Eu nunca me prendi a uma zona, a uma clique, ou ao rap de uma zona. Eu sempre gostei muito do rap do algarve, do rap do Alentejo, do Porto, do rap criolo. Tentei ir buscar o “responsável” por cada uma dessas secções que queria preencher. Depois é tudo pessoal que já conheço há algum tempo, alguns com quem já tinha falado fazer coisas em conjunto ou até já tínhamos feito coisas em juntos. É a minha família mais chegada do hip hop.
Temos beats mais pesados para uma série de MCs, uns da velha escolha, outros de uma escola mais recente. E depois, em “Brightly Night”, na faixa com o Nerve e com o João Tamura, aparece o Noiserv, um artista mais contemplativo, que acabou de lançar um disco sentado ao piano.
O Noiserv foi perfeito para fazer a junção dos dois MCs, a excentricidade do Nerve e do Tamura. Gosto muito de pessoas polivalentes e o Noiserv é uma dessas pessoas. Até acho que já construiu alguns instrumentos dele! E acabou por não ser só voz e os instrumentos que se ouvem ali no refrão são praticamente todos tocados por ele. Como disse: todas as faixas significam um bocadinho de mim e essa é o meu tributo ao trip hop.
“Todas as faixas representam uma influência minha, algo que passei ou um estilo que me marcou”
Mas já conhecias o Noiserv?
Andámos os dois no Instituto Superior Técnico. Não nos conhecíamos, mas ele sabia quem eu era e eu sabia quem ele era: no Técnico fizemos os dois rádio, na rádio Zero. E falámos uma vez ao telefone, por causa de coisas da faculdade.
Como foi a criação do disco? Fechas-te muito no trabalho na altura produção e gravação?
Eu sou um bocado “rato de laboratório”: prefiro fechar-me no estúdio, para não ser interrompido e gosto de ir para lá quando não tenho nada agendado para fazer a seguir. Não é uma coisa só de horas vagas. Muitas vezes vou sem pensar para quem é que vou produzir e perco mais tempo a procurar os samples do que a produzir. Depois, felizmente, quase todos os MCs têm estúdios ao pé deles: a única faixa que gravei pessoalmente foi a do Beware Jack, que foi gravada na Headstart, e a do GabOne, no X-Acto.

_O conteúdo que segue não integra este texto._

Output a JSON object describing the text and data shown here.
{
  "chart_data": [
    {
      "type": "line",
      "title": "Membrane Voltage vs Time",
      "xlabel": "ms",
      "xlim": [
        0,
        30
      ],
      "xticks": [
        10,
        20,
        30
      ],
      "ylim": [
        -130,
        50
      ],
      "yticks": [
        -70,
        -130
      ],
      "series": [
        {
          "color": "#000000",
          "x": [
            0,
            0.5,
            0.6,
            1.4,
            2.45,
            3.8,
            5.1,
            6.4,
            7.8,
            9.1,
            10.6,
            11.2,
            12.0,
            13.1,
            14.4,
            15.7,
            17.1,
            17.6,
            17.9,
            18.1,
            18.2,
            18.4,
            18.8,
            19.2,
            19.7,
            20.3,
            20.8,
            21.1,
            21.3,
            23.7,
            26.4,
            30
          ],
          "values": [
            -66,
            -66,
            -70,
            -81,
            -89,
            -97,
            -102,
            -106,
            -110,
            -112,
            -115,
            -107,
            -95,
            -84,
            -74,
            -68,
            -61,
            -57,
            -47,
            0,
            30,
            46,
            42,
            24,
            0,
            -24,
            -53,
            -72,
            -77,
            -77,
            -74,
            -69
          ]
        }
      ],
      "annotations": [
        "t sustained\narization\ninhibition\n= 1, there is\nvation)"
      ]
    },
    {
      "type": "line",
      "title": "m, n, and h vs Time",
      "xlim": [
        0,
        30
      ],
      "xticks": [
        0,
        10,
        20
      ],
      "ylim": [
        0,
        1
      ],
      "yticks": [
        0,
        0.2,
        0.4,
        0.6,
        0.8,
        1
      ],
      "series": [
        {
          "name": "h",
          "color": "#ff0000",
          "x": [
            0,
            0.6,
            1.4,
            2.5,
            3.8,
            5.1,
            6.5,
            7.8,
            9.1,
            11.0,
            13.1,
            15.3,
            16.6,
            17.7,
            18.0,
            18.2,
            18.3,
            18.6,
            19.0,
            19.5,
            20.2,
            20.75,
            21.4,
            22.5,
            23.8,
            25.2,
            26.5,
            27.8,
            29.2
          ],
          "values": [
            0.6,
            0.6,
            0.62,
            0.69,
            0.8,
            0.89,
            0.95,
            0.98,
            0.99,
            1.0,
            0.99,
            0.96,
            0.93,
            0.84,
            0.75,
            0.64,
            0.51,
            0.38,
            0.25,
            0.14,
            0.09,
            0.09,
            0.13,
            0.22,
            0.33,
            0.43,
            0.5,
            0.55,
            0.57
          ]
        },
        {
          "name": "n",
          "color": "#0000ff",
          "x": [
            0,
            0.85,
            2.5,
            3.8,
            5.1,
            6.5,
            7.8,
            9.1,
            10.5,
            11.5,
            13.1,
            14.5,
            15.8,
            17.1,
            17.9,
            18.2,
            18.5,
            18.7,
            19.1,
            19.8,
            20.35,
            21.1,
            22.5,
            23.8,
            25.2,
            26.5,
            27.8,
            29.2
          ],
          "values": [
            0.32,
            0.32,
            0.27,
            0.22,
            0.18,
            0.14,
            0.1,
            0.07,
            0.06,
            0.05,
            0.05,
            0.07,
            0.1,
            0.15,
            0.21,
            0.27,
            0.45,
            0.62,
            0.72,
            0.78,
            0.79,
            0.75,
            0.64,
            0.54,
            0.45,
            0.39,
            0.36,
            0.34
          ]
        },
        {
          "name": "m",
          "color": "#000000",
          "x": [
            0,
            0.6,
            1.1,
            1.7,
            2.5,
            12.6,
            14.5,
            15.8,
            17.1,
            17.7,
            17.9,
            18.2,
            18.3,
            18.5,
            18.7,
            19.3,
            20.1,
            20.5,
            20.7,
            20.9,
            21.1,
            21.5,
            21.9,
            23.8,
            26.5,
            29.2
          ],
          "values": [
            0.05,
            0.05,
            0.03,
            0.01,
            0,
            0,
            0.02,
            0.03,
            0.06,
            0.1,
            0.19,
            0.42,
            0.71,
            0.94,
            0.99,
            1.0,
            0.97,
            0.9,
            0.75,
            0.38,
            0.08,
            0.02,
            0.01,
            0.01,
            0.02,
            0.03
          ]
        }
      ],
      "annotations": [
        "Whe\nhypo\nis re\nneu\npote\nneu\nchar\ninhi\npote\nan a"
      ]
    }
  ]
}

Ainda te lembras quando é que começaste a ter interesse pela música?
Desde muito cedo. Os meus pais sempre tiveram música a tocar por casa. Primeiro em Portugal e depois em Macau. O meu pai sempre comprou muita música e ainda hoje compra muita música. Claro que comecei a ouvir o que os meus pais ouviam, como música portuguesa, Michael Jackson, Jetro Tull, Ray Charlres e muito jazz. Os meus primeiros discos foram de rock – Nirvana, Smashing Pumpkins, mas os primeiros que pedi ao meu pai para me comprar foram os de Ugly Kid Joe e de Sepultura! Do metal passei para o punk e depois do punk para o hip hop, talvez por haver a proximidade da mensagem interventiva. Almoçava com senhas da escola para poder guardar dinheiro para comprar CDs e chamava os meus amigos lá a casa, reunia-os para mostrar as músicas.
Começaste por ser DJ para os teus amigos.
Sim, o DJ foi a extensão disso! Comecei a fazer djing e dentro do hip hop sempre fui de A a Z. Claro que comecei pelos clássicos, mas depois conheci o Nené, que me mostrou a vertente do Murs, a Def Jux, Aseop Rock. Ia à Godzilla, agarrava em dois discos e os gajos da loja diziam-me que se levava daqueles dois, de certeza que ia gostar de outros dez que lá tinham! Conheci muita música na Godzilla e também na Supafly.
“Eu gosto muito de pessoas polivalentes e o Noiserv é uma dessas pessoas. Até acho que já construiu alguns instrumentos dele! ‘Brightly Night’ é o meu tributo ao trip hop”
Passaste o início da tua vida em Macau.
As primeiras memórias da minha vida são em Macau. Eu fui para lá com três anos.
Ficaste em Macau até quando?
Estava quase a fazer 12 anos, mas vinha durante as férias. Mas viajei muito. Macau permitia fazer muitos voos para perto, que tanto podia ser o México como a Índia. Isso marca muito! Tanto que sou o Sensei D., mas não procuro só samples chineses. Claro que tenho a minha marca, e no álbum a primeira faixa, com o Puro L, é o sample de uma caixa chinesa.
O lado mais espiritual que o disco possa ter, o renascimento, o florescimento, é também uma marca da influencia oriental?
Acho que sim. As coisas estão sempre todas ligadas. Todas as faixas representam uma influência minha, algo que passei ou um estilo que me marcou.